The nurse is preparing a client for a parathyroidectomy when the client states, 'I guess I'll have to wear a scarf after this surgery.' Considering this statement, which concern should the nurse address?
- A. Denial that the surgery is necessary
- B. Trouble coping with the need for surgery
- C. Issues with potential changes to body image
- D. Anxiety about postsurgical altered function
Correct Answer: C
Rationale: The client's statement reflects a psychosocial concern regarding his or her appearance after surgery, so option 3 is the correct option. The remaining options identify unsuitable problems that are not supported by the provided client data.
You may also like to solve these questions
A client who is quadriplegic frequently makes lewd sexual suggestions and uses profanity. The nurse concludes that the client is inappropriately using displacement. Which concern should the nurse identify as being appropriate for this client?
- A. Disuse syndrome
- B. Lack of coping skills
- C. Negative body image
- D. Lack of awareness of surroundings
Correct Answer: B
Rationale: Lack of coping skills is evident when the client demonstrates an impaired ability to adapt to meeting life's demands and roles. This client is displacing feelings onto the environment instead of using them in a constructive fashion. Option 3 may be appropriate, but it has nothing to do with the displacement that the client is currently using. Options 1 and 4 have no relation to this situation.
The nurse provides care for a client diagnosed with Korsakoff psychosis. Which assessment finding does the nurse expect?
- A. The client's blood pressure is 180/96 mm Hg.
- B. The client has right-sided weakness.
- C. The client has tinnitus.
- D. The client invents elaborate, improbable events.
Correct Answer: D
Rationale: Korsakoff psychosis, often linked to chronic alcoholism, is characterized by confabulation, where clients invent elaborate but false events to fill memory gaps. Hypertension, weakness, or tinnitus are not specific to this condition.
The spouse of a client who is scheduled for the insertion of an implantable cardioverter-defibrillator (ICD) expresses anxiety about what would happen if the device discharges during physical contact. Which information is most appropriate for the nurse to provide to the spouse?
- A. Physical contact should be avoided whenever possible.
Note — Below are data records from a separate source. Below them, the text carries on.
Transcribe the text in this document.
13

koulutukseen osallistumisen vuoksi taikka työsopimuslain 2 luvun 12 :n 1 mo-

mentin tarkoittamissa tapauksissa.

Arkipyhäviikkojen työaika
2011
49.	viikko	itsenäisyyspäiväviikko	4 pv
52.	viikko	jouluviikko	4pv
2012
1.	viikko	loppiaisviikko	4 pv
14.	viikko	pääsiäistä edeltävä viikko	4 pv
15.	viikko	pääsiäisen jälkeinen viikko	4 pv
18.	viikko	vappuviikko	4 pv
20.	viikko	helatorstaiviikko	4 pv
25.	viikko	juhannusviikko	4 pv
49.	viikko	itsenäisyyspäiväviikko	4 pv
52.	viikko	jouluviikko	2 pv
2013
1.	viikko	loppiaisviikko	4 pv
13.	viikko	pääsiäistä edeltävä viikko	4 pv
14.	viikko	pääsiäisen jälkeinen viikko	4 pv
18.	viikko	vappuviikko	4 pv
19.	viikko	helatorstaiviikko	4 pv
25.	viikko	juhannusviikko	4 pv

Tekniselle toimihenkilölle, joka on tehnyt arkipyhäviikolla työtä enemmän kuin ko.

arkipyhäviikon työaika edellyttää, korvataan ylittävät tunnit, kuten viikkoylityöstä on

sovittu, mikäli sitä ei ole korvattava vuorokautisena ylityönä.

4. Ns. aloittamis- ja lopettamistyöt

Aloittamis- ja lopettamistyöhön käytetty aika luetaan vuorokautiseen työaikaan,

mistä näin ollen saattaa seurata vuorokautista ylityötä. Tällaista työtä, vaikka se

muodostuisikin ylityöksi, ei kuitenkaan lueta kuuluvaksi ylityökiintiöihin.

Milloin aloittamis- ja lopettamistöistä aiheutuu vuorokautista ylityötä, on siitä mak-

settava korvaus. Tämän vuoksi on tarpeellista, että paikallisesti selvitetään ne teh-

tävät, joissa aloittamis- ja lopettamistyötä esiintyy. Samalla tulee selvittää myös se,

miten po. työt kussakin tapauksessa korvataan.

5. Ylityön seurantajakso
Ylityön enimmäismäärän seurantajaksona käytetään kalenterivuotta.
- B. The spouse would not feel or be harmed by the countershock.
- C. The shock would be felt, but it would not cause the spouse any harm.
- D. A warning device sounds before countershock, so there is time to move away.
Correct Answer: C
Rationale: Clients and families are often fearful about the activation of the ICD. Their fears are about the device itself and also about the occurrence of life-threatening dysrhythmias that trigger its function. Family members need reassurance that, even if the device activates while they are touching the client, the level of the charge is not high enough to harm the family member, although it will be felt. The ICD emits a warning beep when the client is near magnetic fields, which could possibly deactivate it, but it does not beep before countershock.
A client diagnosed with empyema is to undergo decortication to remove inflamed tissue, pus, and debris. On the basis of which understanding about this procedure should the nurse offer emotional support to the client?
- A. This problem may decrease the client's life expectancy.
- B. The client is likely to be in excruciating pain after surgery.
- C. The client will probably have chronic dyspnea after the surgery.
- D. Chest tubes will be in place after surgery, and the healing process is slow.
Correct Answer: D
Rationale: The client undergoing decortication to treat empyema needs ongoing support from the nurse. This is especially true because the client will have chest tubes in place after surgery, and these must remain until the former pus-filled space is completely obliterated. This may take some time, and it may be discouraging to the client. Progress is monitored by chest x-ray. This information supports that the remaining options are not accurate.
The nurse discovers a hospice client has expired. The family members are assembled in the facility's waiting room. Which of the following statements by the nurse would be the most appropriate?
- A. My condolences on the passing of your family member. You may visit him if you wish.
- B. I will give you some time to spend with your loved one. Let me know if you need anything.
- C. You should view your loved one as a way of saying farewell.
- D. It would be best if you not view your loved one just yet.
Correct Answer: B
Rationale: This statement offers support, gives the family autonomy, and invites further communication, which is sensitive and appropriate.